Distinct antibody profiles in HLA-B∗57+, HLA-B∗57- HIV controllers and chronic progressors

Abstract

Objective: Spontaneous control of HIV replication without treatment in HIV-1 controllers (HICs) was associated with the development of an efficient T-cell response. In addition, increasing data suggest that the humoral response participates in viral clearance.

Design: In-depth characterization of Ab response in HICs may help to define new parameters associated with this control.

Methods: We assessed the levels of total and HIV-specific IgA and IgG subtypes induction and their functional potencies - that is, neutralization, phagocytosis, antibody-dependent cellular cytotoxicity (ADCC), according to the individual's major histocompatibility complex class I (HLA)-B∗57 status, and compared it with nontreated chronic progressors.

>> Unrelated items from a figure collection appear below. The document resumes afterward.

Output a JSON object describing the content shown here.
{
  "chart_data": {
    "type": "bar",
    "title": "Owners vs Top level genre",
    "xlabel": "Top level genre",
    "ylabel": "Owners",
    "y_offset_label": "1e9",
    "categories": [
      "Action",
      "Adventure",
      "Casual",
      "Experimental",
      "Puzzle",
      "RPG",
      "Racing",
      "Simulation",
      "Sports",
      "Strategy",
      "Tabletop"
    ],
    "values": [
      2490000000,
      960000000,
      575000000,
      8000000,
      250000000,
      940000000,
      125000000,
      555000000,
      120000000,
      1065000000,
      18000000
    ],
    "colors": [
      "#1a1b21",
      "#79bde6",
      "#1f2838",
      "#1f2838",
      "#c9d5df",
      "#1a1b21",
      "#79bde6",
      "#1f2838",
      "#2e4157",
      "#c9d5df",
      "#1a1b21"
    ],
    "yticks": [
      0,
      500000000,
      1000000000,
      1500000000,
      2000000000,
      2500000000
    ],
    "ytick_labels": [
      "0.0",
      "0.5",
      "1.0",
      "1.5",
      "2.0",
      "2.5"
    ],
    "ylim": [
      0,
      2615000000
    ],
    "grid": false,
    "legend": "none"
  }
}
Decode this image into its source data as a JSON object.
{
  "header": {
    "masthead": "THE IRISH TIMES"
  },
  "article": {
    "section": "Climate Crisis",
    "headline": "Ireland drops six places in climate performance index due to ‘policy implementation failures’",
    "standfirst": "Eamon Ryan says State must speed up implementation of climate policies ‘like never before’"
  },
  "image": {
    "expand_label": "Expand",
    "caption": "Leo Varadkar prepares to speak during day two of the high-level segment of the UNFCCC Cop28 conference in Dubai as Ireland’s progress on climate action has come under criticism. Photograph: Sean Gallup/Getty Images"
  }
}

Results: We found that despite an undetectable viral load, HICs displayed HIV-specific IgG levels similar to those of chronic progressors. Interestingly, our compelling multifunctional analysis demonstrates that the functional Ab profile, by itself, allowed to discriminate HLA-B∗57+ HICs from HLA-B∗57- HICs and chronic progressors.

Conclusion: These results show that HICs display a particular HIV-specific antibody (Ab) profile that may participate in HIV control and emphasize the relevance of multifunctional Ab response analysis in future Ab-driven vaccine studies.

Fig. 1

Similar levels of anti-HIV Igs are induced in HICs and CPs.

Fig. 2

Neutralizing activities against tier-2 strains are detected in HICs.

Fig. 3

HICs have stronger ADCC activities than CPs.

Fig. 4

Correlation between HIV-specific Ab isotypes and functional activities in B^∗57+ HICs.

Fig. 5

Partial least-squares discriminant analysis (PLS-DA) between a) HICs and CPs and b) B^∗57+ and B^∗57− HICs.